CTO Perspective: June 2021
“We haven’t seen many technical advances this year. Everyone is simply bouncing back from the pandemic and getting their s*** together.”
Technology and trends are constantly evolving, and it’s essential to stay in the know. To help you do this without too much mental energy, we recently had a conversation about today’s technology landscape with Devetry CTO, Allan Wintersieck. Here are his thoughts on this summer’s opportunities and threats to technology businesses.
“What are the biggest challenges you see?”
Finding and retaining technical talent.
If you’re hiring right now, you have probably experienced this, but it’s important to understand why it’s happening (and why it won’t get better). It’s mainly due to how technology advances.
Generally, there's a pathway for technological advancement:
- Jobs are performed manually by people.
- Specialized researchers tackle advancements.
- Once the advancements are solidified enough, specialists abstract everything out and make it easy for general software engineers to implement.
Take drones for example:
- Drones and UAVs weren't viable for most things (at least in the private sector) due to cost and technical feasibility.
- Companies like DJI advanced the technology so well that it's feasible for broad use cases.
- To actually build solutions for these use cases, companies primarily don't need super-specialized people, because the specialist companies (DJI) abstract everything out. Now, jack-of-all-trades software engineers can implement. So, in terms of jobs: you don't end up with a massive need for a specialist "drone engineer," you just end up with more need for general software engineers.
It’s less of “jobs are being replaced by robots” and more of “jobs are being replaced by software engineers.”
This same trend has happened and continues to happen, all over: robotics, machine learning, self-driving cars, and IoT. It's a consistent slope from very specialist researchers, to abstractions that allow general software engineers to implement all the logic. This leads to a job market where the need for specialists stays the same (or rises a little), but the need for general implementation engineers grows consistently to fuel implementing all this technology across every organization.
In summary: it’s less of “jobs are being replaced by robots” and more of “jobs are being replaced by software engineers.”
All these situations bring us to right now: With more demand and more options for an average developer, companies need to check a lot of boxes in order to attract and retain talent.
“Any tips for attracting and keeping tech talent?”
Generally, there are two things you need to do:
Know how many engineers you actually need. By using off-the-shelf software and keeping your custom codebase footprint small, you can reduce this number.
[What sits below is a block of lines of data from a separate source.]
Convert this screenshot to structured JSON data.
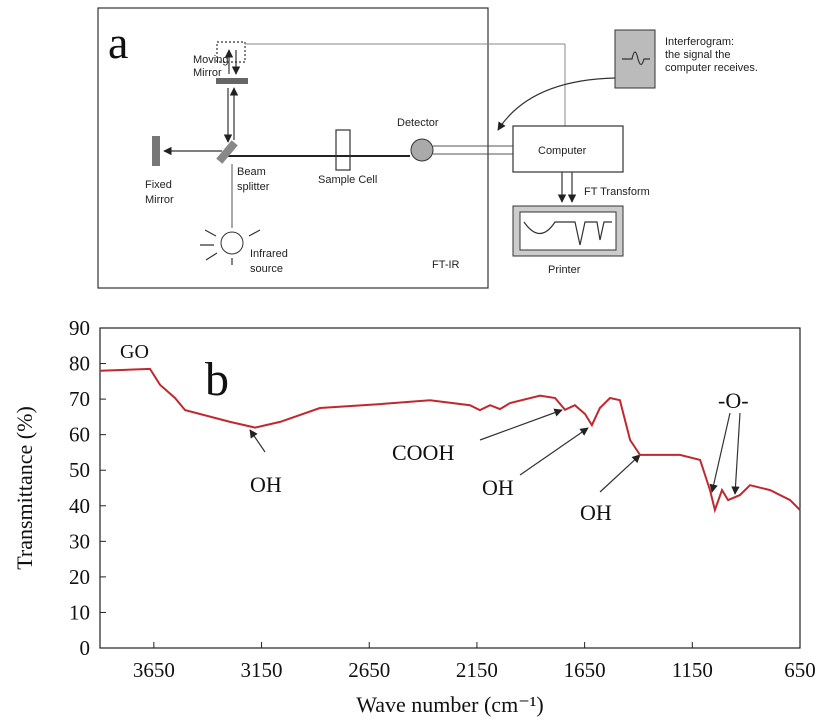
{
  "panel_a": {
    "label": "a",
    "moving_mirror": [
      "Moving",
      "Mirror"
    ],
    "fixed_mirror": [
      "Fixed",
      "Mirror"
    ],
    "beam_splitter": [
      "Beam",
      "splitter"
    ],
    "sample_cell": "Sample Cell",
    "detector": "Detector",
    "infrared_source": [
      "Infrared",
      "source"
    ],
    "ftir": "FT-IR",
    "computer": "Computer",
    "ft_transform": "FT Transform",
    "printer": "Printer",
    "interferogram": [
      "Interferogram:",
      "the signal the",
      "computer receives."
    ]
  },
  "chart_data": {
    "type": "line",
    "panel_label": "b",
    "xlabel": "Wave number (cm⁻¹)",
    "ylabel": "Transmittance (%)",
    "color": "#c0282d",
    "x": [
      3900,
      3668,
      3621,
      3552,
      3505,
      3296,
      3180,
      3064,
      2879,
      2600,
      2368,
      2182,
      2136,
      2089,
      2043,
      1996,
      1857,
      1787,
      1741,
      1695,
      1648,
      1616,
      1579,
      1532,
      1486,
      1439,
      1393,
      1207,
      1114,
      1068,
      1045,
      1012,
      984,
      929,
      882,
      789,
      696,
      650
    ],
    "values": [
      78,
      78.5,
      74,
      70.3,
      66.9,
      63.6,
      62,
      63.6,
      67.5,
      68.6,
      69.7,
      68.3,
      66.9,
      68.3,
      67.2,
      68.9,
      71,
      70.3,
      67,
      68.3,
      65.8,
      62.7,
      67.5,
      70.3,
      69.7,
      58.5,
      54.3,
      54.3,
      52.9,
      44.4,
      38.8,
      44.4,
      41.6,
      43,
      45.8,
      44.4,
      41.6,
      38.8
    ],
    "xlim": [
      3900,
      650
    ],
    "xticks": [
      3650,
      3150,
      2650,
      2150,
      1650,
      1150,
      650
    ],
    "ylim": [
      0,
      90
    ],
    "yticks": [
      0,
      10,
      20,
      30,
      40,
      50,
      60,
      70,
      80,
      90
    ],
    "annotations": [
      "GO",
      "OH",
      "COOH",
      "OH",
      "OH",
      "-O-"
    ]
  }
}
Attract engineers over your competitors. Generally, you should be able to check 4 of these boxes:
Be in a cool industry
Have cool technology
Have a good culture (professional development)
“What are the biggest opportunities for tech companies right now?”
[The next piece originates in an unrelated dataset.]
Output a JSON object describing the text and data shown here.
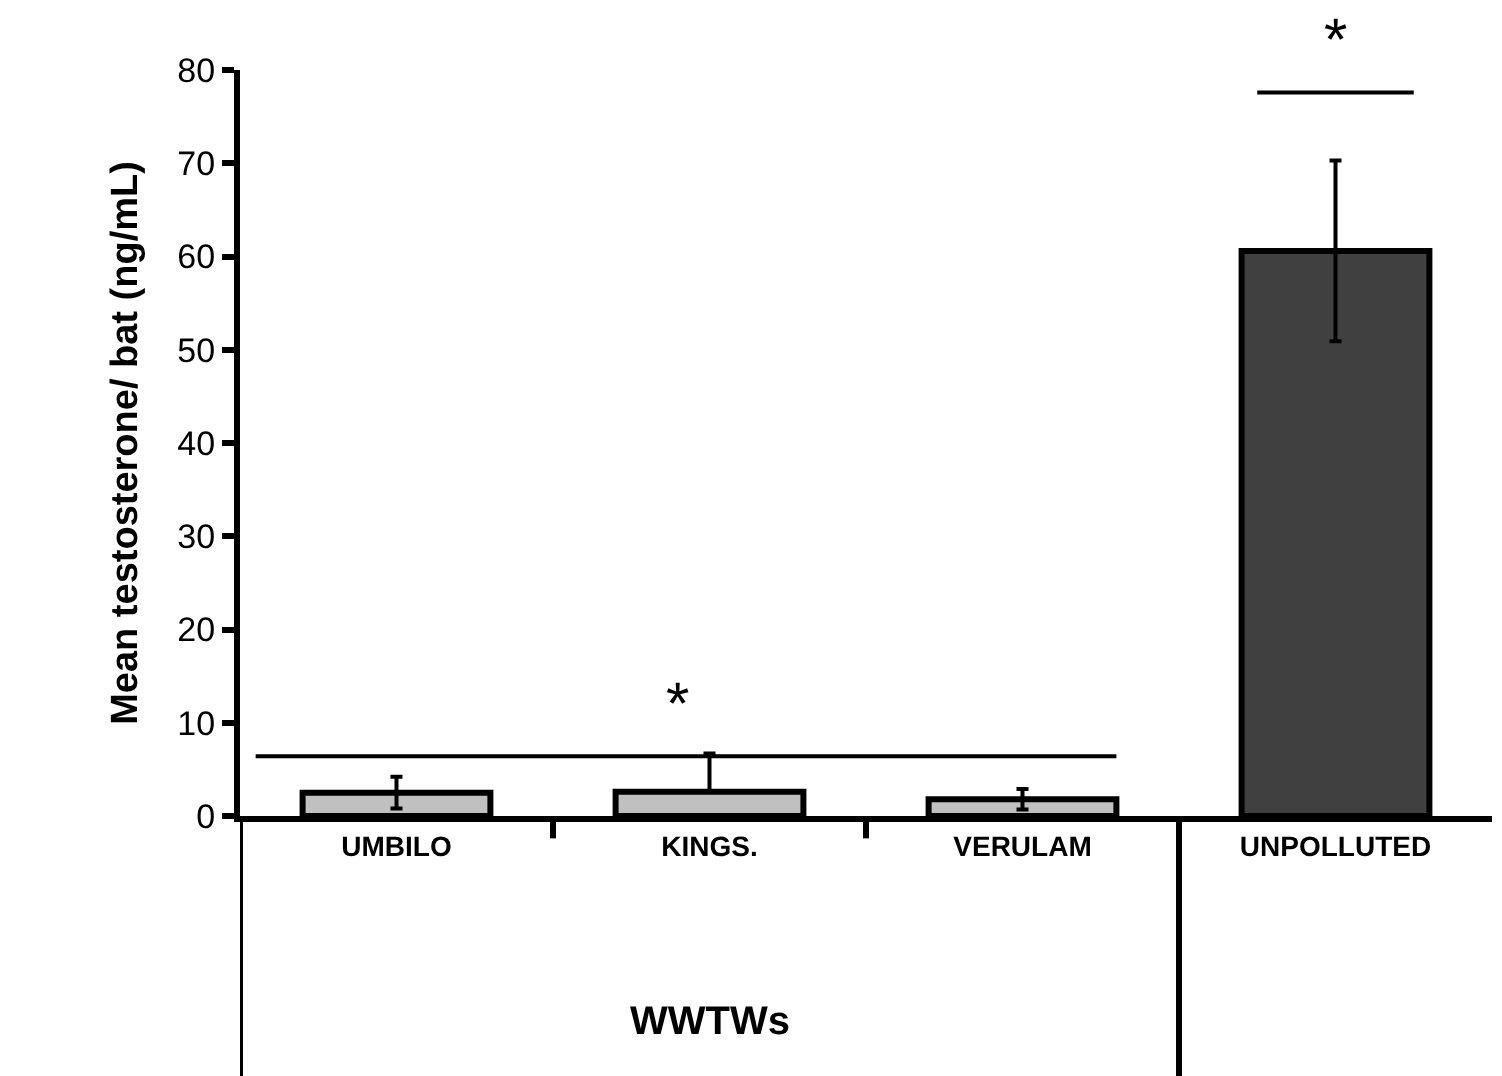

Again, talent. If you can out-culture your competition, you can attract a lot of talent.
Globalization of engineering talent. Because so many workers are remote, adopting nearshore/hybrid strategies is more reasonable than it was a year ago.
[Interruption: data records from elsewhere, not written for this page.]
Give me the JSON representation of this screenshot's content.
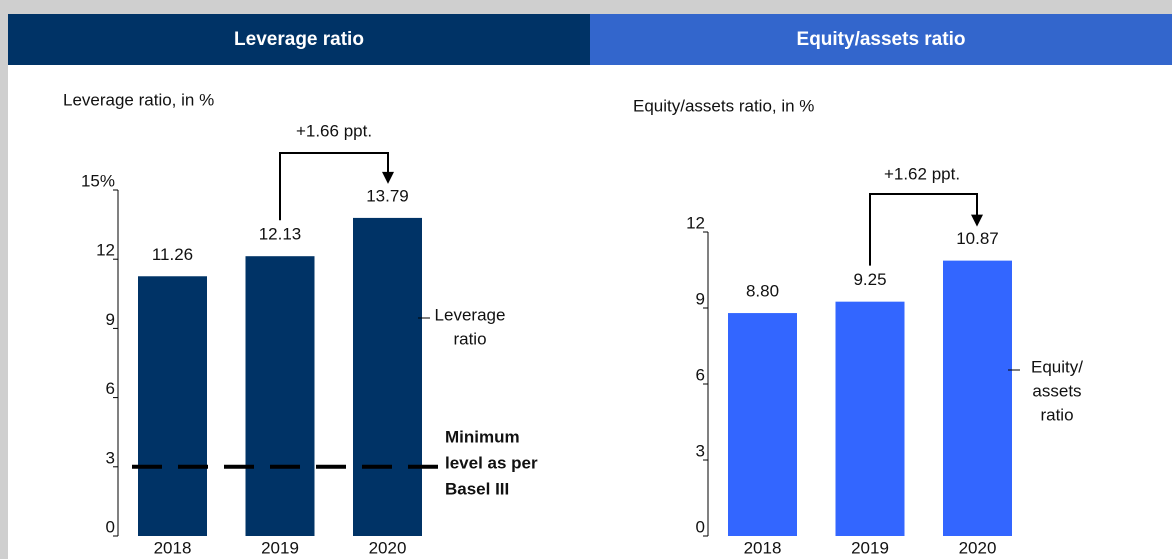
{
  "chart_data": [
    {
      "type": "bar",
      "title": "Leverage ratio",
      "subtitle": "Leverage ratio, in %",
      "categories": [
        "2018",
        "2019",
        "2020"
      ],
      "values": [
        11.26,
        12.13,
        13.79
      ],
      "value_labels": [
        "11.26",
        "12.13",
        "13.79"
      ],
      "color": "#003366",
      "header_color": "#003366",
      "ylim": [
        0,
        15
      ],
      "yticks": [
        0,
        3,
        6,
        9,
        12,
        {
          "value": 15,
          "label": "15%"
        }
      ],
      "annotation": "+1.66 ppt.",
      "series_label": [
        "Leverage",
        "ratio"
      ],
      "reference_line": {
        "value": 3,
        "label": [
          "Minimum",
          "level as per",
          "Basel III"
        ]
      }
    },
    {
      "type": "bar",
      "title": "Equity/assets ratio",
      "subtitle": "Equity/assets ratio, in %",
      "categories": [
        "2018",
        "2019",
        "2020"
      ],
      "values": [
        8.8,
        9.25,
        10.87
      ],
      "value_labels": [
        "8.80",
        "9.25",
        "10.87"
      ],
      "color": "#3366ff",
      "header_color": "#3366cc",
      "ylim": [
        0,
        12
      ],
      "yticks": [
        0,
        3,
        6,
        9,
        12
      ],
      "annotation": "+1.62 ppt.",
      "series_label": [
        "Equity/",
        "assets",
        "ratio"
      ]
    }
  ]
}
Web assembly. Web assembly might not make waves for “normal companies,” but I think it will be used in many common libraries and frameworks (React, d3, ThreeJS, etc.). This will cause everyone’s apps to get a little faster which leaves the opportunity to build elaborate interfaces and interactions -- things like 3D features, flashy animations, and games.
Amazon Sidewalk is also super cool. Read more on it here.
“What else are you thinking about?”
Old technology is a real hurdle for companies, both from a technical and recruiting standpoint. According to the Stack Overflow Developer Survey 2020, working on new tech is an important factor for developers.
However, those things are balanced out by the difficulty and cost of rewriting things, especially since it's almost always more disruptive and costly than expected.
So, how do you decide between these two seemingly bad ideas? I don’t have a simple answer right now, but this is something I’ll be thinking about in the coming months as the war for talent rages on.